Despite this, we could still rigorously learn a lot of good information — in particular, nearly all the IBD blocks we found did actually come from ancestors living during the last 3,000 years. Although we could only tie down the ages of the common ancestors to within a few hundred year, the major patterns can be likely tied to known historical events. There is quite a bit of uncertainty about the specific interpretations — it is still not straightforward to go from pairwise numbers of shared ancestors 1,500 years ago to conclusions about demographic events at the time — but used in conjunction with other sources of information has the promise to conclusively resolve some longstanding debates about recent history.
Finally, two addendums (addenda?) about the methods: The first is that we took an empirical approach to estimating the relationship between coalescent time distribution and observed IBD block length, by simulating a bunch (actually copying over blocks and re-running BEAGLE). We did this because BEAGLE is effectively a black box, for our purposes. This sort of approach is more common in experimental physics, where the empirical properties of detectors have to be worked out (and the problem of inferring the signal is known as “data unfolding”).
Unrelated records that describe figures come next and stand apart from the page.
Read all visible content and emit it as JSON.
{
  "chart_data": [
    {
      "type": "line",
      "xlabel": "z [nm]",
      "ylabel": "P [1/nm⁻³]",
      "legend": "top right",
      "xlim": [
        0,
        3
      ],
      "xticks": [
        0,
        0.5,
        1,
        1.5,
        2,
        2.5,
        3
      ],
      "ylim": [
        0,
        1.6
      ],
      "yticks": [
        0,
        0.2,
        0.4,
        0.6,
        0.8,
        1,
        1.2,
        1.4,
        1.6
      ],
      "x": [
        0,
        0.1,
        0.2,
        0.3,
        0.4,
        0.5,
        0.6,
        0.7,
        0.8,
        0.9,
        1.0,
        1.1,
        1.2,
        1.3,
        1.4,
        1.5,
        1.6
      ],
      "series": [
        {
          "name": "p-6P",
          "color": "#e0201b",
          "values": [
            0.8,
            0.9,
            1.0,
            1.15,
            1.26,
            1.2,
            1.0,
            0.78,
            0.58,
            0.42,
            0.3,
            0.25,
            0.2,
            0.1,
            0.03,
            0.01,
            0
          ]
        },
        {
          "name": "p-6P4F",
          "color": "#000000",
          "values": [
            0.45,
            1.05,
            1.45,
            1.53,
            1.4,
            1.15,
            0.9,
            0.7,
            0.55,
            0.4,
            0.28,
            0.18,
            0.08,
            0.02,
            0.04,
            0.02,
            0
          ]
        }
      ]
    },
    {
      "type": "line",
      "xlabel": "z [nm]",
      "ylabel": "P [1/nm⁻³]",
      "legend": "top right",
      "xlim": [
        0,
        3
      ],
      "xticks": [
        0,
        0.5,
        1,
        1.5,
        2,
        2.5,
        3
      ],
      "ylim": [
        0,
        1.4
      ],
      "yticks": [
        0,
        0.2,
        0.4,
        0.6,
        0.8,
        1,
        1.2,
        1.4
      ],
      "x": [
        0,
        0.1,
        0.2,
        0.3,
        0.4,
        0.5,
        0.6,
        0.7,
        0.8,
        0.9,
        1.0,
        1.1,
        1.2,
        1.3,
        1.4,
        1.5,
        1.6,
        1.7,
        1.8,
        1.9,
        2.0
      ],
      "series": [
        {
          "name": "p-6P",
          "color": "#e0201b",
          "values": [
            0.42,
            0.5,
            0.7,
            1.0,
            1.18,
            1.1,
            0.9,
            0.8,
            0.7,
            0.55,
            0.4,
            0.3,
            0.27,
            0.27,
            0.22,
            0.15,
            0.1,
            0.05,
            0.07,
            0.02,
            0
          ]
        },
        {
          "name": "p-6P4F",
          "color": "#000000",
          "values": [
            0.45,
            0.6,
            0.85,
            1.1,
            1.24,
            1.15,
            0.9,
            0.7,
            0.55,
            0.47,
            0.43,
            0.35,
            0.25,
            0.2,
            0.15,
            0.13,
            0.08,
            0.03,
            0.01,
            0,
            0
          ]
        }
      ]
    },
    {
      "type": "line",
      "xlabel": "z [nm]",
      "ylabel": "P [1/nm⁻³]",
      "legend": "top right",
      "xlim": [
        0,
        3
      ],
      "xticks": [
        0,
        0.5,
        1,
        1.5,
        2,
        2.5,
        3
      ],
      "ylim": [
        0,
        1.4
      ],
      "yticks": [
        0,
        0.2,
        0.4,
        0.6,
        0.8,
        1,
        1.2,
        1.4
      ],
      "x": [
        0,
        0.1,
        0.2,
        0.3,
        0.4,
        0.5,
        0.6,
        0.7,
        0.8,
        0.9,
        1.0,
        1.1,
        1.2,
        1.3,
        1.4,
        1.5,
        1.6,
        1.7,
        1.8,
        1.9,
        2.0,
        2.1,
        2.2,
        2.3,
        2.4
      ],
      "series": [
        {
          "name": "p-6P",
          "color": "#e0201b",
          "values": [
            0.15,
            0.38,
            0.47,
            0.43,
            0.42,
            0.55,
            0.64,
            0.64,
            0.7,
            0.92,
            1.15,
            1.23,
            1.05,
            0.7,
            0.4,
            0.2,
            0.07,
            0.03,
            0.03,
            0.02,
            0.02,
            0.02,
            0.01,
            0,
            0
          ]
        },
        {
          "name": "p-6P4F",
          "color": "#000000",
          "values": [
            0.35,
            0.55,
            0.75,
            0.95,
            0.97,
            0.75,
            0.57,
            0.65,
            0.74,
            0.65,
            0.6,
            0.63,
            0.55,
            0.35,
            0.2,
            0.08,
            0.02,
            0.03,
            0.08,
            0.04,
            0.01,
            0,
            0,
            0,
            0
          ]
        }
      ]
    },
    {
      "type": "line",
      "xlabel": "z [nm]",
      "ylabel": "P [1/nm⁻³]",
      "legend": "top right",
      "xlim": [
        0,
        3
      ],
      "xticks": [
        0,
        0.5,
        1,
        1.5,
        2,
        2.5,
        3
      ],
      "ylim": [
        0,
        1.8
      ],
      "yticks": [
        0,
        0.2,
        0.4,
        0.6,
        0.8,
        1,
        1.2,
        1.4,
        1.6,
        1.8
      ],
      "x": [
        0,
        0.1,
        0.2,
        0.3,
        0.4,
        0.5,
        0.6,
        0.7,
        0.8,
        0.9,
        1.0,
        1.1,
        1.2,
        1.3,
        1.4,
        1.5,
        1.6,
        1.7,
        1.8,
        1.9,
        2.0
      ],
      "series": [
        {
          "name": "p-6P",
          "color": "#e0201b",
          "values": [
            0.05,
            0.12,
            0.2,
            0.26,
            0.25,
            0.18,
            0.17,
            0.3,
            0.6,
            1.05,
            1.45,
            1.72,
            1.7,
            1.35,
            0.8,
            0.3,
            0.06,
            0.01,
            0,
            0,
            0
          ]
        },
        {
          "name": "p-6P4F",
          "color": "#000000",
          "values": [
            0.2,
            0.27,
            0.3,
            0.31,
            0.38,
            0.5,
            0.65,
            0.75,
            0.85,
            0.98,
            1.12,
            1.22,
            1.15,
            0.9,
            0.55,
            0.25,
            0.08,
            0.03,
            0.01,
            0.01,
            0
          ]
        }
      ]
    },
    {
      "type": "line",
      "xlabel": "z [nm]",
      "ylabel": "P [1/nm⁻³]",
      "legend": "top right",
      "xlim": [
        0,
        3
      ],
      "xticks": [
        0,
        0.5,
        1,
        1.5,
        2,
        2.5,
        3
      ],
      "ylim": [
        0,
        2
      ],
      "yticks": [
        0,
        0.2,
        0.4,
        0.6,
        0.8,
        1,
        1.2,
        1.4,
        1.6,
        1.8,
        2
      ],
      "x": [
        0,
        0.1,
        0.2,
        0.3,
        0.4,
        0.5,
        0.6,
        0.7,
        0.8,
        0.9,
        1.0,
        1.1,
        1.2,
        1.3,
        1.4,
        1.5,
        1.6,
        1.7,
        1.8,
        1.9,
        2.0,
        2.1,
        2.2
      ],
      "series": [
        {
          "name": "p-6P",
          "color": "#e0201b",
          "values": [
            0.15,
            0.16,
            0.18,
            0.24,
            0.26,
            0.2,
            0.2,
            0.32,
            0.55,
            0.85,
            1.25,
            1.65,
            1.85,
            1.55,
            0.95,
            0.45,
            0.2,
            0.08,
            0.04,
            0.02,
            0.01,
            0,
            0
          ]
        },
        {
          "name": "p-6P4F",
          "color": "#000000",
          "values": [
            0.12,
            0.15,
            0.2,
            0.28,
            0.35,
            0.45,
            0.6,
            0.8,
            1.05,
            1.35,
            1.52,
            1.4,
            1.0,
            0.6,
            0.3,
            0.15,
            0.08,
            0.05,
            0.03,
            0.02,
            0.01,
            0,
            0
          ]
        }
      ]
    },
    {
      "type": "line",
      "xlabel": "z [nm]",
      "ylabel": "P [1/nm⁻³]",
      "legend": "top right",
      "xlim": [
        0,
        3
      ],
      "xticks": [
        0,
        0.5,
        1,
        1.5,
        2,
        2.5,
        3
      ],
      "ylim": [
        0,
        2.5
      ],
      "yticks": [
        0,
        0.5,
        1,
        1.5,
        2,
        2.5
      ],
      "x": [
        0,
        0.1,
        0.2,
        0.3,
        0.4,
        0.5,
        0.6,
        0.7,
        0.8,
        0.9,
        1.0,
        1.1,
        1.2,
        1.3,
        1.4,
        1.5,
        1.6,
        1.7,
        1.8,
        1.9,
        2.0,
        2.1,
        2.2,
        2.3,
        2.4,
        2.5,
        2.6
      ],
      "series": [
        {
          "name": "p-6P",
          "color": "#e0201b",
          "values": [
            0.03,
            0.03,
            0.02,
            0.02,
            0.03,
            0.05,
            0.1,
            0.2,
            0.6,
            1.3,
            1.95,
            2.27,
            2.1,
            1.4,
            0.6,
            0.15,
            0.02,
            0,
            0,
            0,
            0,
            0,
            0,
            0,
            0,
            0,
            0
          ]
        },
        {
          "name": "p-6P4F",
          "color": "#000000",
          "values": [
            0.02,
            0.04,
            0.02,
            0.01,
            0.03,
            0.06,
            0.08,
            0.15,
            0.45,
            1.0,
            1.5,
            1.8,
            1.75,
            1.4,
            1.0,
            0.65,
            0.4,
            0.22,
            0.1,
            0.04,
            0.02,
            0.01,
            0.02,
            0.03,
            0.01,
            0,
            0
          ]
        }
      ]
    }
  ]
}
Second, we should emphasize that the uncertainty we came across in inferring dates is theoretically unavoidable, using IBD block length data. We think this is a common issue for many sorts of population genetics data — situations in which, even though we have a ton of data, getting specific, tightly constrained inferences requires making fairly strong assumptions (or equivalently, working in a specific set of parametric models). This has been highlighted in some cases [like this one], but more work is needed on this to ensure that we represent the inherent uncertainties in population genetics inferences correctly.
We’d love feedback from the popgen community about what aspects of the paper they’d like to see clarified/improved [obviously it is a pretty involved paper already, so concentrate on specific suggestions]. We have a tonne more ideas of how to improve this inference technology and extend it to other applications. But we’d love to hear your thoughts too.